Choosing to be an executor is a serious commitment that, if done improperly, can lead to severe consequences.
An executor is responsible for administering a person’s estate. They gather the assets, pay the debts, file taxes, and distribute the rest to the beneficiaries. It appears simple enough; however, an executor is a “fiduciary” which means they are measured against a higher standard when carrying out the above duties. The fiduciary duty is one of “utmost good faith”.
The executor must administer the estate in the best interests of the beneficiaries. While doing so, the executor must keep his or her personal interests separate and ensure that his or her personal interests do not conflict with those of the beneficiaries. If an executor acts contrary to his or her fiduciary duty, the executor may be sanctioned.

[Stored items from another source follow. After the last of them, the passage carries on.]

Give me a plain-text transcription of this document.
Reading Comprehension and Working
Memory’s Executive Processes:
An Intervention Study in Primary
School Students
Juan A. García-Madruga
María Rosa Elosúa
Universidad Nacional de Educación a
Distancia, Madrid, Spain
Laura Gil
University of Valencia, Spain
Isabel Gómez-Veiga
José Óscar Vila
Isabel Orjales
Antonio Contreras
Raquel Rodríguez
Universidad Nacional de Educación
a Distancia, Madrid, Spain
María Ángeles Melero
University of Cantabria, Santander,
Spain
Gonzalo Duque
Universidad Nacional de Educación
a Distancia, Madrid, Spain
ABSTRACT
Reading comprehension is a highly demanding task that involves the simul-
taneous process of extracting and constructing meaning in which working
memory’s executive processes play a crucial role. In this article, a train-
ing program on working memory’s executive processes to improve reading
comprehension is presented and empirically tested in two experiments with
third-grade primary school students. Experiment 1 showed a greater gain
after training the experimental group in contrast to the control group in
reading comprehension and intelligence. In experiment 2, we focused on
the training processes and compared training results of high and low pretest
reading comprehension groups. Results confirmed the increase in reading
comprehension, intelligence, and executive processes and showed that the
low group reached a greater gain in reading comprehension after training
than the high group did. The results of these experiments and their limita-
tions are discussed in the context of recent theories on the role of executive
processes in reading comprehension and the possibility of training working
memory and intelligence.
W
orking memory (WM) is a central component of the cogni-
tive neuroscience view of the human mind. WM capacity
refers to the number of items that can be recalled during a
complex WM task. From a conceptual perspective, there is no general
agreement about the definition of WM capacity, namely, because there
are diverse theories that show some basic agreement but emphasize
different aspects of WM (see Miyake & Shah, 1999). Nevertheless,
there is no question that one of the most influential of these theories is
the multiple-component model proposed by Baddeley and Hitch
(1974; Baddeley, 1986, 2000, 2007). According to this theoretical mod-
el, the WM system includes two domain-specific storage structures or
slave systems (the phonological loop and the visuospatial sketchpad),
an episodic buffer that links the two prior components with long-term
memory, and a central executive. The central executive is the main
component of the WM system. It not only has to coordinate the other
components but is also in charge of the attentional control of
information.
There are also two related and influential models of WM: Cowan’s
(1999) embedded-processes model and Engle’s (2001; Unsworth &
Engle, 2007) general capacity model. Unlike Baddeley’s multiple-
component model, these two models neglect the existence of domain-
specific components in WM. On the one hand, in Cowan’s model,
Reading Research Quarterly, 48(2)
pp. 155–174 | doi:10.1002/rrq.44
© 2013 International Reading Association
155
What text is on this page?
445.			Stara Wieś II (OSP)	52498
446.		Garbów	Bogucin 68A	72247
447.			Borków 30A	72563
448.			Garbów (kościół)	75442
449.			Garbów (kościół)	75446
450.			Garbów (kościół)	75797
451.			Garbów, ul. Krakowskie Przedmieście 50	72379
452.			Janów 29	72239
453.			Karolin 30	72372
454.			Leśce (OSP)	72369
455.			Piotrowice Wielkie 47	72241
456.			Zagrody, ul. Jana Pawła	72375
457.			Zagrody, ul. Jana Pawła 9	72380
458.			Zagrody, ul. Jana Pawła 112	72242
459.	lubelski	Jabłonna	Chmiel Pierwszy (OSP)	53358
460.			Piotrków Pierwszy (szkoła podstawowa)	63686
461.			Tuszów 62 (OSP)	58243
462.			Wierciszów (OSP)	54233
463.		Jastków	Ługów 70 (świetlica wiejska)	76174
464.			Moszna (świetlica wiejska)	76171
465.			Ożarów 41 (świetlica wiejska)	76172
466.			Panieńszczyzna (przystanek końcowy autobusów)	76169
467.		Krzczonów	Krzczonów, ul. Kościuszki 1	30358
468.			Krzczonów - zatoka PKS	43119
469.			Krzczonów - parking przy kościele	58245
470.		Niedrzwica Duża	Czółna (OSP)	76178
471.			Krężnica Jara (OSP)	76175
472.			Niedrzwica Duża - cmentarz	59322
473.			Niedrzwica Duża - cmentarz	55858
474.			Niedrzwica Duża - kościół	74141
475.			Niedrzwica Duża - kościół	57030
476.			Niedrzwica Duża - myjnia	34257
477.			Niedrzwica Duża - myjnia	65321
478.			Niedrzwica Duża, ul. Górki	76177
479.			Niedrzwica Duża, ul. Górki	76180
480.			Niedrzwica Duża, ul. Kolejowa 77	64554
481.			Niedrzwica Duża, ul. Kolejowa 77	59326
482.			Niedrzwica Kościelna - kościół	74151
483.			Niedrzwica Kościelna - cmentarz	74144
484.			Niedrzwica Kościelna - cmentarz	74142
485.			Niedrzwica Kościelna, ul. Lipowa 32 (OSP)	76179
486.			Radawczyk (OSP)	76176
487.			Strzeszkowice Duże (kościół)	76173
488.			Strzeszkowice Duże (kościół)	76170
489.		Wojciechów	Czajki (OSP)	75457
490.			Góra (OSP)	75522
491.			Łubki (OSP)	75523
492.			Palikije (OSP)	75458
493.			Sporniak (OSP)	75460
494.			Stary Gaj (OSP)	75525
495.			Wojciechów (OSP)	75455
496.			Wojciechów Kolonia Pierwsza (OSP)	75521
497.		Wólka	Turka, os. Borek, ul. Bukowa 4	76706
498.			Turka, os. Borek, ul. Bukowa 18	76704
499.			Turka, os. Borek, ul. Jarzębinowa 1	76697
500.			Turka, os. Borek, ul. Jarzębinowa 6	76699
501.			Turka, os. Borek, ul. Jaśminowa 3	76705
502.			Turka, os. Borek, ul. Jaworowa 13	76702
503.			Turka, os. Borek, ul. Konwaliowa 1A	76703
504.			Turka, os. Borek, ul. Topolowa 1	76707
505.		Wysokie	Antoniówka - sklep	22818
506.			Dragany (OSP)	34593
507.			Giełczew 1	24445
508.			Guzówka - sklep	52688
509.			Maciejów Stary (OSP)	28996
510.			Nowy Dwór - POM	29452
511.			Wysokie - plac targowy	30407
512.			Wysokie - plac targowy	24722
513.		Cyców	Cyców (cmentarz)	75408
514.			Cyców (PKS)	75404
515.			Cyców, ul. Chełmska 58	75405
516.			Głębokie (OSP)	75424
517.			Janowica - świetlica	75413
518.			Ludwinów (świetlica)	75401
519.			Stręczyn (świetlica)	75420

Executors are subject to various laws and standards and if they breach their trust obligations, there can be serious consequences. For example, in the case of R. v. Singleton, an executor (who was also a lawyer) was required to pay restitution and sentenced to 3 years imprisonment for theft and fraud in relation to his misappropriation of nearly half a million dollars from an estate.
The total value of the estate in that case was just over one million dollars, from which certain bequests and payments were made by Marvin Singleton in accordance with Mr. George’s will. There was a shortfall of nearly $500,000. Mr. Singleton said that he invested estate funds poorly. The Crown successfully argued that Mr. Singleton committed fraud and violated his legal responsibility as an executor and trustee of the estate of a client by taking the funds entrusted to him and using them for his own purposes. The Court agreed that Mr. Singleton did not simply invest the funds poorly – he took them for himself.
This level of abuse in the position of executor is not common, and the Court here has sent a message that it is not acceptable. Theft by someone who is a “fiduciary” such as an executor often carries greater penalties than had the same amount be stolen by someone who was not a fiduciary.
The more common scenario for a breach of fiduciary duty to occur is where an executor is unfamiliar with the duties of that role and makes mistakes that may result in significant consequences. Accordingly, when considering whether to accept the role of executor, it is necessary to do your research and determine whether you can respect the duties and responsibilities of acting as a fiduciary.